Environmental Toxins FTW!

This week Pediatrics published the results of a new study linking pesticides with ADHD.  The abstract can be found here, and the following is an excerpt from the full article:
We report an association between urinary DMAP metabolite concentrations, which are indicators of exposure to dimethyl-containing organophosphate pesticides, and increased odds of ADHD for children 8 to 15 years of age. There was a 55% to 72% increase in the odds of ADHD for a 10-fold increase in DMAP concentration, depending on the criteria used for case identification. This association was not explained by gender, age, PIR, race/ethnicity, fasting duration, or creatinine concentration.

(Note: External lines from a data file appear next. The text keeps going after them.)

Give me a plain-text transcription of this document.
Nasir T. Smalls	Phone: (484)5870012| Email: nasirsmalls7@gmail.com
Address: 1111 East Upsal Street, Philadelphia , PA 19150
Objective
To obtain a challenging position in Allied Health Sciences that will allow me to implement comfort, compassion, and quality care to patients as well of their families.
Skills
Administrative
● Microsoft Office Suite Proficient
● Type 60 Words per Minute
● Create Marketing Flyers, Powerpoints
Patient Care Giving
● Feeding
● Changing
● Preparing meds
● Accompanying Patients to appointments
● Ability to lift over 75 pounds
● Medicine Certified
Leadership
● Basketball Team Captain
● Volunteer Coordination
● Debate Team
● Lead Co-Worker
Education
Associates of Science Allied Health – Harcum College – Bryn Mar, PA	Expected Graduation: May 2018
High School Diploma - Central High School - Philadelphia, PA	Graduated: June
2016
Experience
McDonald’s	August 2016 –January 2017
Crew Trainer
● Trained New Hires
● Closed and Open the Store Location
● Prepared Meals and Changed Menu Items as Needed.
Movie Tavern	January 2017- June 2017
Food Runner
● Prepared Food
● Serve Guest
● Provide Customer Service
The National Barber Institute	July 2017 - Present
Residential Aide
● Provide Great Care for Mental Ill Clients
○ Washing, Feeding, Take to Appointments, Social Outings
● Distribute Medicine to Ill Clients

Whether DAP metabolite concentrations are more strongly associated with a specific subtype of ADHD is unclear, because of the small numbers of cases, although the association was stronger for the predominantly hyperactive/
impulsive subtype. This study should be generalizable to the US population because the NHANES sample is nationally representative, unlike previous studies of groups with higher exposure levels.11–15 With respect to the importance of these findings, organophosphates are among the most widely used pesticides, and the concentrations of DAP metabolites among children did not decrease from 2000 to 2003–2004.
I cannot wait to hear the pesticide industry's response to this.  I cannot wait to see what measures are taken by their representatives to prevent federal regulatory agencies and Congress from taking any action to limit our use of and exposure to pesticides.  If it wasn't so sad it would be downright amusing.


  1. Anonymous5/26/2010

    This morning on the radio they were discussing how the belief that pesticides and herbicides cause cancer and other diseases used to be a fringe phenomenon where only wild-eyed conspiracy theory types and hippies believed it, but now it's become a mainstream everyday belief for most people. I suppose that's progress.

  2. What's sad is that we're not surprised by this kind of news anymore. I think the most common reaction is "well yeah."